A Bay Area biotech startup has inked a deal to more than double its current headquarters at a prominent life science campus on the San Francisco Peninsula, a bright spot for a region that's faced slipping demand on several fronts over the past year.
Vaxcyte, fresh off promising news for a new pneumonia vaccine, is upping its space at the Alexandria Center for Life Science in San Carlos through a lease that brings its footprint to 258,581 square feet from just over 113,000 square feet. The 10-year lease expansion and renewal is for the nearly 300,000-square-foot at 825 Industrial Road, according to the landlord, Alexandria Real Estate Equities.
The campus is more than 97% leased, standing in contrast to the greater San Francisco life science market that counts an availability rate topping 30%, according to reports.
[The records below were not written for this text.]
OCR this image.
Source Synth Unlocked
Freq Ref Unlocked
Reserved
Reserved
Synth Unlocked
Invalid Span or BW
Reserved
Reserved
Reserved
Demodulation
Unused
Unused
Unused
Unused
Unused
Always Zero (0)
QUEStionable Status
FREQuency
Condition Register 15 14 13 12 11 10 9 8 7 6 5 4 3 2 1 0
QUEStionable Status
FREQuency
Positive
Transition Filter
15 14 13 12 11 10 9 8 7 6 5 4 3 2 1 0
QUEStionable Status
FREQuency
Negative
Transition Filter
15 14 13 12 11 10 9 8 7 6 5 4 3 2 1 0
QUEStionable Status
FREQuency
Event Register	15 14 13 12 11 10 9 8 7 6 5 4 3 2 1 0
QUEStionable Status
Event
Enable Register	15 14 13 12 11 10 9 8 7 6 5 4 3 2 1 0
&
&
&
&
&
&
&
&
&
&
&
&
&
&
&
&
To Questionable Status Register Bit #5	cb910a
Alexandria has been investing in so-called megacampuses, such as the San Carlos property, as a means to attract demand from tenants during a time of weakened demand for the industry.
A slew of biotech firms have taken measures to cut costs as investment in the sector dried up following a pandemic-related boom as firms scrambled to find treatments and vaccines for COVID-19. Vaxcyte's latest lease, however, comes as the industry shows signs of emerging from a prolonged investor downturn, analysts say.
The need for lab, research-and-development and other biotech space is showing signs of increasing, Travis McCready, head of life sciences for the Americas markets at JLL, said during a conference hosted by real estate and land use research organization ULI in late October, according to CoStar News.
“We've scraped the bottom,” McCready said at the gathering. “We're starting to see indications that demand is returning.”
With the recent addition of 3 million square feet of life science space to the sublease market, the sector's overall availability is 30% and rents are down 9% in the United States, according to JLL's recently released 2024 Life Sciences Real Estate Perspective and Cluster Analysis.
Attracting growth
Vaxcyte has expanded several times since signing its original four-year lease on the third floor and part of the second floor of the new life sciences facility when it opened in 2021. In 2023, it subleased an additional around 36,000 square feet from Codexis, a company that engineers enzymes used to make drugs, food and industrial products.
Now, according to filings with the Securities and Exchange Commission, Vaxcyte is taking over much of the rest of the building, including the entire fourth, fifth and sixth floors, plus 16,731 square feet it plans to sublease from Iovance Biotherapeutics, a company that investigates novel cancer therapies. Iovance said it was “opting for a smaller space to reduce costs amid an increase in remote work.”
Another company, Allakos, has been occupying the upper floors of 825 Industrial Road, and recently agreed to pay around $2.3 million to the landlord plus broker fees to end its lease early, according to SEC filings. That firm, which has seen mixed results for its experimental therapies for cell-based diseases, announced in January that it was laying off around half of its staff.
Some of those cuts have translated into expansion opportunities for growing companies.
Vaxcyte shares in September rocketed on the news that the firm’s experimental pneumococcal vaccine had outperformed pharma giant Pfizer’s version in an early-stage trial. Vaxcyte said it would begin a Phase 3 trial in adults by the middle of 2025.
Landlords such as Alexandria are investing in high-tech and large-scale campuses to bring in tenants in growth mode.
Executives said Pasadena-based Alexandria’s nationwide leasing totaled nearly 1.5 million square feet during the third quarter, according to CoStar News, up 48% from the company’s prior four-quarter average of 1 million square feet, as 80% of leasing activity during the last 12 months was generated from its existing tenant base.
The real estate investment trust operates “megacampuses” in regions such as Boston, San Francisco and San Diego, the three biggest U.S. centers for biotech real estate.